So “Messages From Earth” seems a little too aware of its own importance, and this combines with Babylon 5’s occasional problem where its plot-critical episodes move too fast. You could see that happening here, with the characters tuning in to ISN in order to re-familiarize themselves with the relevant bits of serialization (although mentioning the doctor from “Hunter, Prey” is a nice touch). Unlike many of those other major episodes, “Messages From Earth” doesn’t quite pull everything together—but it does offer one transcendent scene.

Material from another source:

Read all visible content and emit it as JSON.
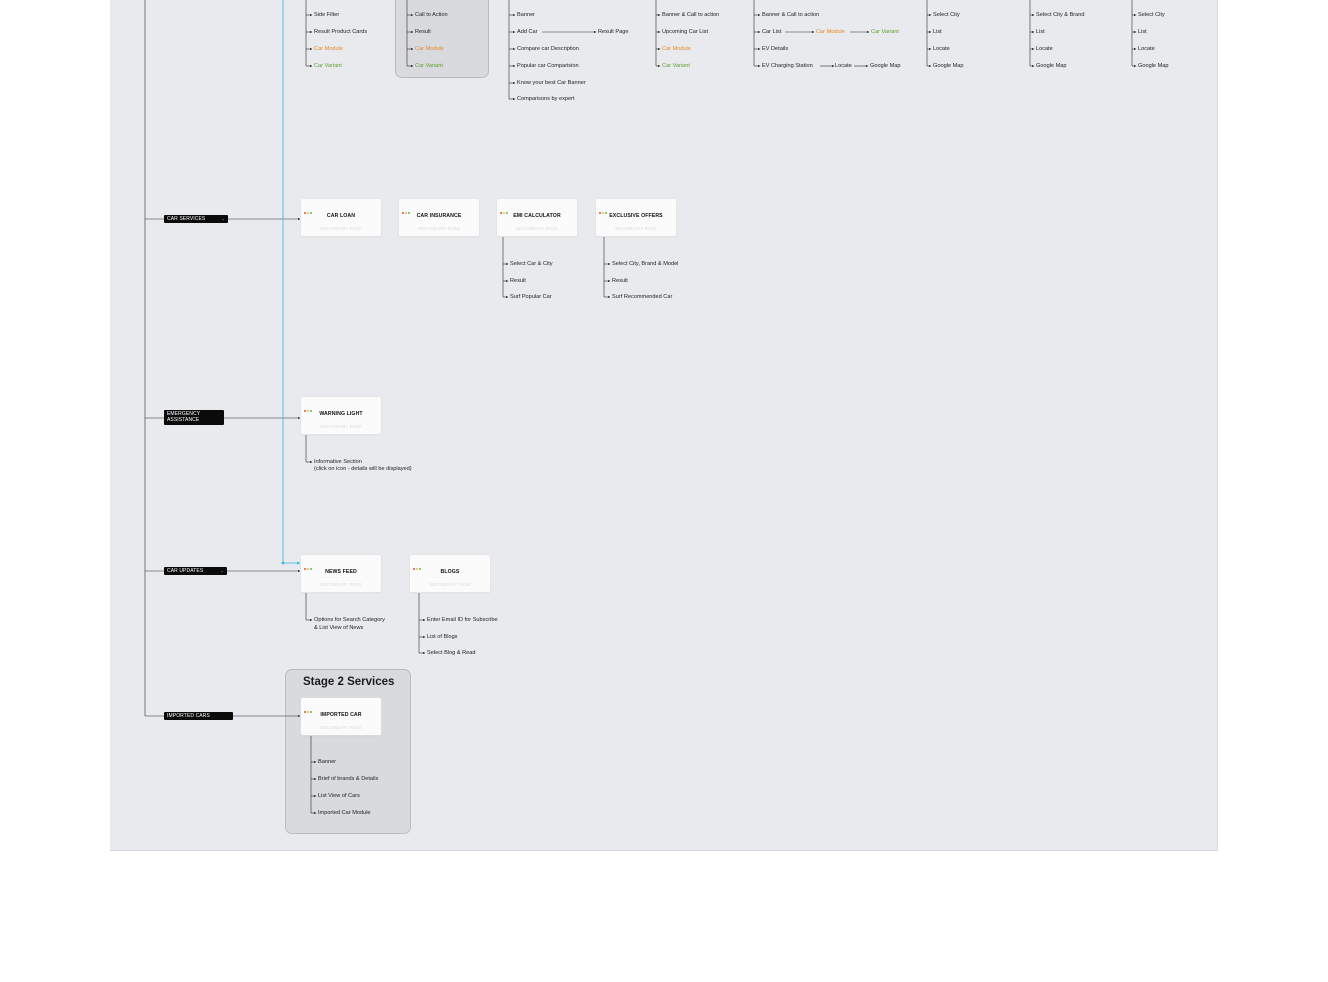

That’s the awakening of the Shadow ship on Ganymede, just as the White Star jumps in to stop it. The scene starts with just audio from the moon, as the music, this time appropriately, increases the drama. The Shadow ship is activated by a person, apparently swallowed up, essentially killed in the process. This is still audio, which is best, because Babylon 5’s CGI probably isn’t up for showing that theoretically horrible event properly. But once that’s finished, and the ship begins to move, the video kicks in, and it’s awesome. And then Sheridan and Delenn fight it off, trick it, and destroy it, which is very nearly as awesome.
I don’t know why this wasn’t Sheridan’s and Delenn’s first encounter with a Shadow vessel. Part of the reason that “Matters Of Honor” annoys me so much is that it steals that moment from “Messages From Earth.” Here, there’s tension and buildup, actual stakes beyond “let’s take the new ship out for a quick spin.” And the resolution, beyond simply destroying the Battlecrab, involves major character development: Sheridan can’t bring himself to fire on his old ship, and it’s Delenn who comes up with the tactically surprising plan to save the day. (I’m also quite fond of Sheridan’s monologue to Delenn about his father “making it rain,” a-ha. John’s relationship with his father is much more effectively done than most son-father relationship on TV. I think that’s because it’s more loving than competitive.)
The White Star’s encroachment on Earth space gives Babylon 5 the opportunity to tie its two main plot threads together. In heading off to fight the Shadows and prevent President Clark from accessing their technology, Sheridan and company hasten Clark’s plan to tilt Earth toward fascism, by giving him an excuse to declare martial law.
This is matched by yet another escalation of Nightwatch activities on the station. Their liaison on the station, a fellow security guard, tries to tighten the screws on Zack Allan. The Nightwatch guy is one of the bigger problems with the episode. He’s supposed to be powerful, but we’ve never seen him before. In the dozen or so episodes since the Nightwatch was introduced, three different leaders have spoken to the assorted station personnel about the organization, yet a long-term human representative of the true believer side of the Nightwatch wasn’t ever planted in order to sprout when that storyline needed a villain.
“Messages From Earth” may not be the hall of fame-level episode I’d considered it to be when I was a teenager, but my more recent disappointment with it was perhaps a bit of an overreaction as well. It has probably the show’s best use of special effects for storytelling, and serves as a good introduction for one of Babylon 5’s best trilogies of episodes. Now if you’ll excuse me, I have to get back to humming that soundtrack.
- We see G’Kar in his cell for a short scene. “Sometimes I even sing!” “I know. We got a petition.” “For or against?” is a delightful bit of interplay.
- “They don’t want it so we can fight these things. They want them so we can be more like them.”
- “I guess it’s time we got down to business.”
- Even More Marcus: “It’s a nuisance, but what can you expect from reptiles?” and “Left, right, in a box by the door?”
- “We’ll be dead either way, now stand by!” I like it when TV characters realize that certain suicidal actions are less suicidal than doing nothing in circumstances like this.
- Lennier can’t decide if he’s in an action movie or a relationship drama: “If I were holding anything back, I’d tell you.”
- “With all you due respect for your…innovative plan…”
- “Well you better start deciding which is more important to you, Zack: friendship or your job. Which is to protect Earth!” That’s not a job! That’s an ideology!
- “Why are you doing this?” “Did I make you laugh?”
- I praise Babylon 5 for having active, leading heroes, but this helps lead to some of its later flaws. I’m sure we’ll discuss this more often in season four and especially season five.
- The episodes that improved the most in my estimation on rewatch, by the way, are "Interludes And Examinations" and "No Surrender, No Retreat."